Using Bluetooth apps to
automatically adjust vehicle
and entertainment systems
settings “can easily
be done,” Bluetooth SIG’s
Foley told TWICE. “What
goes over the connection
is opaque to Bluetooth itself,
so it is a way of doing
proprietary applications.”
He added, “Any commands can be sent. If the car is
able to accept commands from a serial port (or they
write an adapter to enable this), it really is trivial to do.”
All the aftermarkets suppliers have to do is “just write a
custom profile and let the end user download the app/
profile from the smartphone marketplace,” he said.

One drawback to using Bluetooth instead of NFC
is security, said Hans Roth, business development director
for Harman’s infotainment division in Germany.
“NFC is very secure,” he explained. “It is peer-to-peer,
not distributed to several receivers at the same time.”
NFC is also encrypted, operates at maximum ranges
of 4 inches, and could be made to operate at a range
of a half-inch depending on the material covering the
antenna, he said.

That was among the reasons Harman demonstrated
NFC technology at the Geneva Auto Show, where with
the tap of a smartphone, a Harman OEM infotainment
system automatically adjusted seat positions, favorite
music and settings for Harman’s HALOsonic Electronic
Sound Synthesis system, preferred touchscreen
visualizations, emails, contacts
and calendar entries
as well as Facebook and
Twitter accounts via the
company’s Aha platform.

To bring such capabilities
to the aftermarket car-A/V
side, Roth noted, head-unit
suppliers would be challenged to find enough front-panel
real estate to place a paper-thin 0.25- by 0.25-inch NFC
antenna, which would communicate with an NFC chip
that must be within millimeters of the antenna.

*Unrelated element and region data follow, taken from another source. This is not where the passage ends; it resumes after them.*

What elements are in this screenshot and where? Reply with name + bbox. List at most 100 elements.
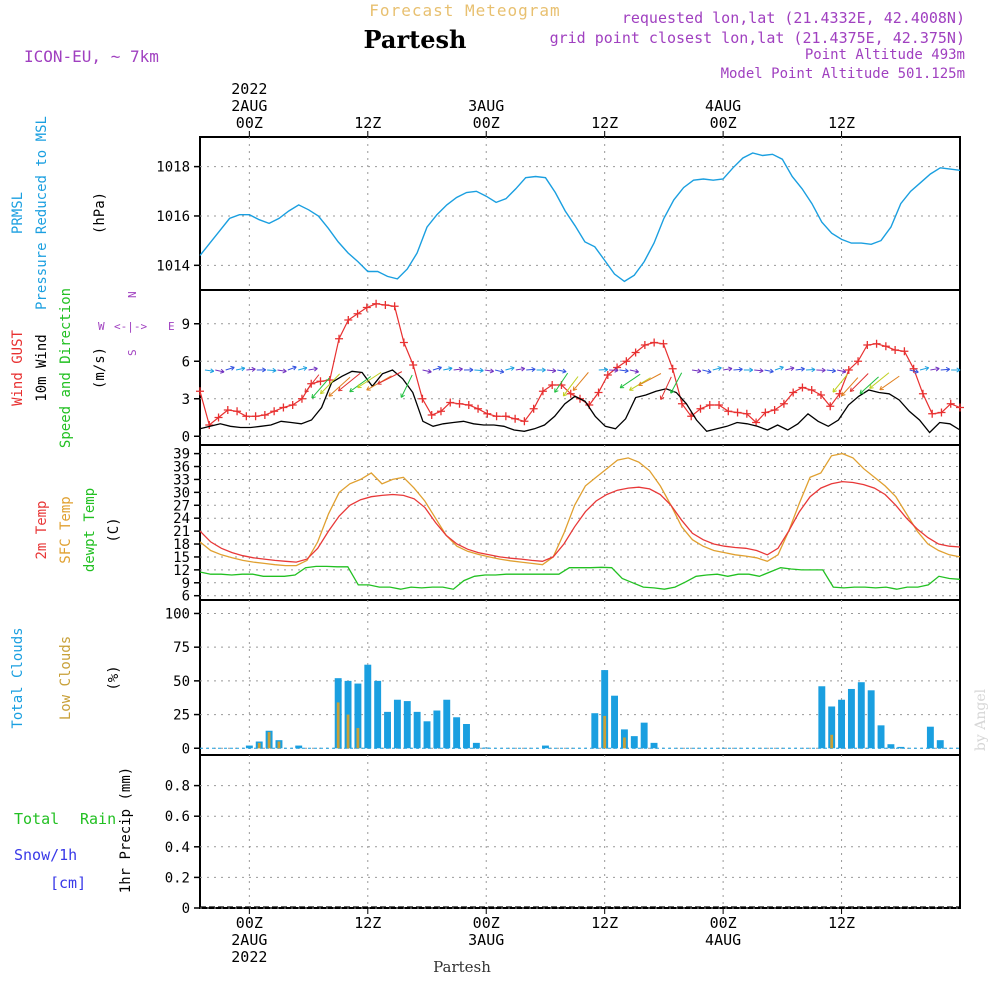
gust-marker bbox=[214, 413, 223, 422]
ytick-label-precip: 0 bbox=[182, 901, 190, 917]
wind-arrow-head bbox=[282, 368, 287, 374]
wind-arrow-head bbox=[552, 368, 557, 374]
total-cloud-bar bbox=[897, 746, 905, 749]
wind-arrow-head bbox=[749, 367, 754, 373]
compass-e: E bbox=[168, 320, 175, 333]
time-label-top: 2022 bbox=[231, 80, 267, 98]
wind-arrow-head bbox=[377, 380, 382, 385]
wind-arrow-head bbox=[738, 367, 743, 372]
total-cloud-bar bbox=[295, 745, 303, 749]
wind-direction-arrow bbox=[400, 374, 413, 398]
ytick-label-pressure: 1014 bbox=[156, 258, 190, 274]
wind-label-dir: Speed and Direction bbox=[58, 288, 74, 448]
model-name: ICON-EU, ~ 7km bbox=[24, 47, 159, 66]
wind-direction-arrow bbox=[832, 373, 848, 393]
total-cloud-bar bbox=[877, 725, 885, 749]
wind-direction-arrow bbox=[277, 369, 287, 372]
gust-marker bbox=[205, 421, 214, 429]
time-label-top: 00Z bbox=[473, 114, 500, 132]
time-label-bottom: 00Z bbox=[710, 914, 737, 932]
ytick-label-temp: 21 bbox=[173, 524, 190, 540]
gust-marker bbox=[196, 387, 204, 396]
wind-arrow-head bbox=[400, 393, 405, 398]
wind-direction-arrow bbox=[320, 373, 341, 395]
wind-arrow-head bbox=[832, 388, 837, 393]
time-label-bottom: 2AUG bbox=[231, 931, 267, 949]
gust-marker bbox=[724, 407, 733, 416]
gust-marker bbox=[752, 418, 761, 427]
total-cloud-bar bbox=[433, 710, 441, 749]
wind-direction-arrow bbox=[246, 368, 256, 371]
gust-marker bbox=[696, 404, 705, 413]
time-label-top: 12Z bbox=[591, 114, 618, 132]
wind-arrow-head bbox=[769, 368, 774, 374]
total-cloud-bar bbox=[611, 695, 618, 749]
time-label-bottom: 12Z bbox=[828, 914, 855, 932]
wind-arrow-head bbox=[251, 366, 256, 372]
total-cloud-bar bbox=[542, 745, 549, 749]
ytick-label-temp: 39 bbox=[173, 447, 190, 463]
wind-arrow-head bbox=[717, 366, 722, 371]
gust-marker bbox=[353, 309, 362, 318]
time-label-bottom: 2022 bbox=[231, 948, 267, 966]
wind-direction-arrow bbox=[691, 369, 701, 372]
wind-direction-arrow bbox=[785, 367, 795, 371]
total-cloud-bar bbox=[443, 699, 451, 749]
ytick-label-clouds: 25 bbox=[173, 708, 190, 724]
gust-marker bbox=[900, 347, 909, 356]
wind-arrow-head bbox=[311, 394, 316, 399]
time-label-top: 12Z bbox=[354, 114, 381, 132]
wind-arrow-head bbox=[629, 386, 634, 391]
gust-marker bbox=[770, 406, 779, 414]
gust-marker bbox=[631, 348, 640, 357]
wind-direction-arrow bbox=[557, 369, 567, 373]
total-cloud-bar bbox=[453, 717, 461, 749]
gust-marker bbox=[826, 402, 835, 411]
gust-marker bbox=[390, 302, 399, 311]
total-cloud-bar bbox=[818, 686, 826, 749]
location-title: Partesh bbox=[364, 25, 467, 54]
wind-arrow-head bbox=[510, 366, 515, 371]
wind-direction-arrow bbox=[723, 367, 733, 371]
precip-label-rain: Rain bbox=[80, 810, 116, 828]
wind-direction-arrow bbox=[826, 369, 836, 372]
ytick-label-clouds: 50 bbox=[173, 674, 190, 690]
gust-marker bbox=[918, 389, 927, 398]
wind-direction-arrow bbox=[879, 375, 900, 391]
wind-arrow-head bbox=[562, 391, 568, 397]
wind-arrow-head bbox=[272, 367, 277, 373]
total-cloud-bar bbox=[463, 724, 470, 749]
low-cloud-bar bbox=[623, 737, 626, 749]
wind-arrow-head bbox=[924, 366, 930, 371]
wind-unit: (m/s) bbox=[92, 347, 108, 389]
wind-arrow-head bbox=[262, 367, 267, 373]
ytick-label-wind: 0 bbox=[182, 429, 190, 445]
wind-label-10m: 10m Wind bbox=[34, 334, 50, 401]
wind-arrow-head bbox=[357, 383, 362, 389]
total-cloud-bar bbox=[936, 740, 944, 749]
wind-direction-arrow bbox=[919, 367, 929, 371]
ytick-label-temp: 24 bbox=[173, 511, 190, 527]
wind-direction-arrow bbox=[235, 367, 245, 371]
total-cloud-bar bbox=[472, 742, 480, 749]
gust-marker bbox=[279, 403, 288, 412]
panel-frame-temp bbox=[199, 444, 961, 601]
time-label-bottom: 00Z bbox=[236, 914, 263, 932]
time-label-bottom: 00Z bbox=[473, 914, 500, 932]
wind-direction-arrow bbox=[515, 367, 525, 371]
footer-location: Partesh bbox=[433, 958, 491, 976]
gust-marker bbox=[807, 386, 816, 394]
gust-marker bbox=[427, 411, 436, 419]
wind-direction-arrow bbox=[849, 373, 869, 392]
gust-marker bbox=[761, 408, 770, 417]
gust-marker bbox=[344, 316, 353, 324]
total-cloud-bar bbox=[838, 699, 846, 749]
wind-direction-arrow bbox=[494, 369, 504, 373]
ytick-label-pressure: 1016 bbox=[156, 209, 190, 225]
total-cloud-bar bbox=[591, 713, 599, 749]
wind-direction-arrow bbox=[443, 367, 453, 371]
total-cloud-bar bbox=[245, 745, 253, 749]
wind-direction-arrow bbox=[562, 376, 579, 397]
gust-marker bbox=[566, 389, 575, 398]
wind-arrow-head bbox=[240, 366, 246, 372]
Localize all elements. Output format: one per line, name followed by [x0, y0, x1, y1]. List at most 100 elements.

However,
aftermarket suppliers could outboard a combined antenna/
chip module for placement in the passenger compartment
and connect it via cable to the head unit, he said.
The antenna/chip module would be only a couple of millimeters
thick, he said.

Because no NFC or Bluetooth standards yet exist for
controlling vehicle or head-unit settings, aftermarket
suppliers would have to create proprietary command
sets and their own applications to run on NFC- or Bluetooth-
equipped smartphones, Roth told TWICE.